The Windrush Stories Exhibition

The Windrush: Stories, Reminiscences & Recollections

The Second War World ended in 1945. A considerable portion of Britain had been destroyed by the war. In 1948, the British government called upon citizens from the Commonwealth to come and rebuild Britain. 493 men and some women responded to that call and came on the on the ship called ‘The Windrush’.

This exhibition commemorates the anniversary of the first mass migration from the Caribbean to Britain in 1948. But most importantly, it illustrates the invaluable contributions The Windrush migrants and subsequent generations have made to Britain over the decades.

The Exhibition at the Milton Keynes Central Library 2021 was the last part of this project which has also been exhibited in Wycombe Museum 2020.

Exhibition at Milton Keynes Central Library 6th July- 11th October 2021

It provided an opportunity for those visiting the library to learn more about the Windrush.

“Very informative, older and new generations needs to know about  the struggles of people of colour”

“Very interesting read, informative and the pictures also add so much to the stories. Well, done.”

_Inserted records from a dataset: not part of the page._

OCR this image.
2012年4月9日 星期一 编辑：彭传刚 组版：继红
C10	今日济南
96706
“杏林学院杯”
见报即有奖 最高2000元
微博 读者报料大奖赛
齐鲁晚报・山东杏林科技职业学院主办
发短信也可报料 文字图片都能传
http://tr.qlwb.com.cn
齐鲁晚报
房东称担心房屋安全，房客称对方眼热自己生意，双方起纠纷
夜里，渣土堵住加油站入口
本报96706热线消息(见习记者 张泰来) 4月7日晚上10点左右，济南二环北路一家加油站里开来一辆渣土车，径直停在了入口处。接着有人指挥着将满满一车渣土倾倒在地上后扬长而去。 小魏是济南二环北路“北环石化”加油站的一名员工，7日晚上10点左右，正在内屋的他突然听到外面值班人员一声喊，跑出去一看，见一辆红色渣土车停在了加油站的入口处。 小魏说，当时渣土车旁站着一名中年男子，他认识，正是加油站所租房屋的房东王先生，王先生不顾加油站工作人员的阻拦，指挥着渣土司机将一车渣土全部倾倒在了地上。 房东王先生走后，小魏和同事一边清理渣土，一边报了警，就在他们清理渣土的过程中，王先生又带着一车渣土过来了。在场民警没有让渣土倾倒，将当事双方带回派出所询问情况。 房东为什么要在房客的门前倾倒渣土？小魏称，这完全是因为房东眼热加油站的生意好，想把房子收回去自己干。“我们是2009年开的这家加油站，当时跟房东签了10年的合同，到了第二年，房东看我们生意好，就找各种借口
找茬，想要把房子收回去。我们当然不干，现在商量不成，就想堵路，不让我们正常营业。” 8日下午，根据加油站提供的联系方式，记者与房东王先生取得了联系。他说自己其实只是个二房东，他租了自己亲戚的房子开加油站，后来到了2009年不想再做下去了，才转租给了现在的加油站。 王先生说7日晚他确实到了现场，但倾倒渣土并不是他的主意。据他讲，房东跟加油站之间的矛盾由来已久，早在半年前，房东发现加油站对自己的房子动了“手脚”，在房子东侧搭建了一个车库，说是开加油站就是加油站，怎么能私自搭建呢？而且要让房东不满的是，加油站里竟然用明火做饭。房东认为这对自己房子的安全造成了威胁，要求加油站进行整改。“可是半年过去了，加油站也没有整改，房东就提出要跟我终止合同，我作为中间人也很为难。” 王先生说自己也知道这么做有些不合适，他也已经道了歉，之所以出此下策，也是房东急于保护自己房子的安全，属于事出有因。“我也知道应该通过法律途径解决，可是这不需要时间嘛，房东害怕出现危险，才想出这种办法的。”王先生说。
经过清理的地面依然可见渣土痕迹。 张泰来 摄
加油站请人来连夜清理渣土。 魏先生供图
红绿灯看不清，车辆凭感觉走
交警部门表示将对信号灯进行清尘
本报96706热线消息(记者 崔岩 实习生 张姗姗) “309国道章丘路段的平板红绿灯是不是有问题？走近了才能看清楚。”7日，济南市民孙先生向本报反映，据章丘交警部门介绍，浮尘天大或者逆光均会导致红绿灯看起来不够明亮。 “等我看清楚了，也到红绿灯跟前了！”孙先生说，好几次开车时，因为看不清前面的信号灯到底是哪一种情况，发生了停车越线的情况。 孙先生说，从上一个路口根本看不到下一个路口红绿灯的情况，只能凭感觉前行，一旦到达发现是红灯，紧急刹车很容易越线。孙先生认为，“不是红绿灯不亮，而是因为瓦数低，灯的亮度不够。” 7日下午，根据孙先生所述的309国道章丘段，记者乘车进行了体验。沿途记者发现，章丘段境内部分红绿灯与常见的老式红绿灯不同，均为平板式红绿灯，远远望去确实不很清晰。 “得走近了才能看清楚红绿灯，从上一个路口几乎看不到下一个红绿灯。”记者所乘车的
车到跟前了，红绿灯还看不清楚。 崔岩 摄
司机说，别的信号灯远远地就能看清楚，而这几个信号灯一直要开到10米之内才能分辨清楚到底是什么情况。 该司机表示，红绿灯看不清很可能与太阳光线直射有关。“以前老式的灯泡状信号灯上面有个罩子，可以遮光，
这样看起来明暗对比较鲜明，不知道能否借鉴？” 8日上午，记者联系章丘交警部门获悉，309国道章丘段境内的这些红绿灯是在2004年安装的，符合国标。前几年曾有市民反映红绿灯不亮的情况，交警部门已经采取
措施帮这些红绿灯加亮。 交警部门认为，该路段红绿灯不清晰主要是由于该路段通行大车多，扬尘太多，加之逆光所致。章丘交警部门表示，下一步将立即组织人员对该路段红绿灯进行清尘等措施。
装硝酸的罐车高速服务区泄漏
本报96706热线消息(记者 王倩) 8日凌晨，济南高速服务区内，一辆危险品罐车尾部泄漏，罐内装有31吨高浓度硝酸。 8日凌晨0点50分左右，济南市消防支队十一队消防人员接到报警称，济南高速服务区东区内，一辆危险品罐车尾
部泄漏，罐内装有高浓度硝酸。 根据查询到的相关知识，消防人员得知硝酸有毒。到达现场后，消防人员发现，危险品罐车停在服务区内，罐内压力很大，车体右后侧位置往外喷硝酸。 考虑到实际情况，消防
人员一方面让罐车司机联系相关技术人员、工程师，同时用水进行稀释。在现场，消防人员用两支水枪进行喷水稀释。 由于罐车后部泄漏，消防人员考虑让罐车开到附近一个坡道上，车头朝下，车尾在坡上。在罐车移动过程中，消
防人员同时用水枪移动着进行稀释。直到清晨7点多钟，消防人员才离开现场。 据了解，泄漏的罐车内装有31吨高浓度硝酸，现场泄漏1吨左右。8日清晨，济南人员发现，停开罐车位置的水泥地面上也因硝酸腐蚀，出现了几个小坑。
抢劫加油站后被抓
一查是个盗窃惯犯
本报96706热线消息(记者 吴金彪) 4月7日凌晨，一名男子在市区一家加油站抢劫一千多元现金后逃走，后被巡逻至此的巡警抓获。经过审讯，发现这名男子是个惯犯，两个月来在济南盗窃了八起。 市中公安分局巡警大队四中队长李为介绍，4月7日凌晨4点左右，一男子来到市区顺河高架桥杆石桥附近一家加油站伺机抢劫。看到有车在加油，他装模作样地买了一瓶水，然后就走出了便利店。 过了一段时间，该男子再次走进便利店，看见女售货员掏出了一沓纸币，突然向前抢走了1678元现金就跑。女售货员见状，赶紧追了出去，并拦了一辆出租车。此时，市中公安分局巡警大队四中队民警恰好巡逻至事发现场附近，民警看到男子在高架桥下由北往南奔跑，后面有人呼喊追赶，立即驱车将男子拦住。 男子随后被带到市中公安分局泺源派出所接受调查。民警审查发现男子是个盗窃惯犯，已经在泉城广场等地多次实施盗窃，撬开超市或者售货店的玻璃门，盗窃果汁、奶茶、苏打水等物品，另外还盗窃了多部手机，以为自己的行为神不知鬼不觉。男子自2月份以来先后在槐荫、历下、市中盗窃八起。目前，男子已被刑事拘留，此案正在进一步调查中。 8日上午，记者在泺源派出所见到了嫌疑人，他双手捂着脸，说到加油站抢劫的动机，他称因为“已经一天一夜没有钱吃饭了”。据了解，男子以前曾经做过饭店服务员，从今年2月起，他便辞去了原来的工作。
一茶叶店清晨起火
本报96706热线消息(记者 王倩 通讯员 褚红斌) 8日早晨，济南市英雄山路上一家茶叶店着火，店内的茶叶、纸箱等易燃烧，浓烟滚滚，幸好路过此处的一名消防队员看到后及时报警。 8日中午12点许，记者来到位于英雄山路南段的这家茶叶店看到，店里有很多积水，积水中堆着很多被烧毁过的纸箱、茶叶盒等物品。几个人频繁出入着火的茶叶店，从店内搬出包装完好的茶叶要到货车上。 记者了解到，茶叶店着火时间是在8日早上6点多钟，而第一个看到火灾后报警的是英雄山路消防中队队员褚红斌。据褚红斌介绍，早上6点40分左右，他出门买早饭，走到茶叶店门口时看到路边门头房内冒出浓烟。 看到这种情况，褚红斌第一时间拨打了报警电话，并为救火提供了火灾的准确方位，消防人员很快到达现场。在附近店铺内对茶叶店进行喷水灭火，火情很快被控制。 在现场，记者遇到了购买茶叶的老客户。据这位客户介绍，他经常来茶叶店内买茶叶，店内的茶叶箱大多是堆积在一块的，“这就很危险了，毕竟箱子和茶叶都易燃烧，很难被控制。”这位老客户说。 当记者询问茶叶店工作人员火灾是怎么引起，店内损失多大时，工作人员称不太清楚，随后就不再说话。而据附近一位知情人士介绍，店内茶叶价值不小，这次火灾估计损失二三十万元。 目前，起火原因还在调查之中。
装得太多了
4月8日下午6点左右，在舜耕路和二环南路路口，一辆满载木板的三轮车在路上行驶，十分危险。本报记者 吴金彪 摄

Exhibition at Wycombe Museum

To mark Black History Month, Learning Through the Arts celebrated the story of the Windrush migrants through 4 months long exhibition at Wycombe Museum. Due to restrictions on the opening of the main museum space caused by social distancing guidelines, the museum was operating as a Cafe and gardens only. Installing the Windrush Stories exhibition on the ground floor gave the museum an opportunity to attract visitors through a temporary exhibit which ran in tandem with their own pop-up exhibition ‘We Are the Windrush Legacy’ at the Eden Shopping Centre, which also open from the 1st October 2020.

Family Workshops

The exhibition was accompanied by two days of Windrush themed family workshops at Wycombe Museum over October half-term delivered by Learning Through the Arts.

Both sessions started with an introduction to the story of Windrush through a discussion of four images that mapped the journey from a poster advertising jobs in the UK to travelling on the Empire Windrush, staying in Clapham underground shelter temporarily and starting a new job. Children were invited to look at the images closely and explain what they saw, before considering how it would have felt to arrive in a new country. The facilitator then introduced the craft activity and gave a step by step instruction before allowing time for independent decoration.



 “Nice and informative with good facts about the Windrush and targeted at the right level for the children.”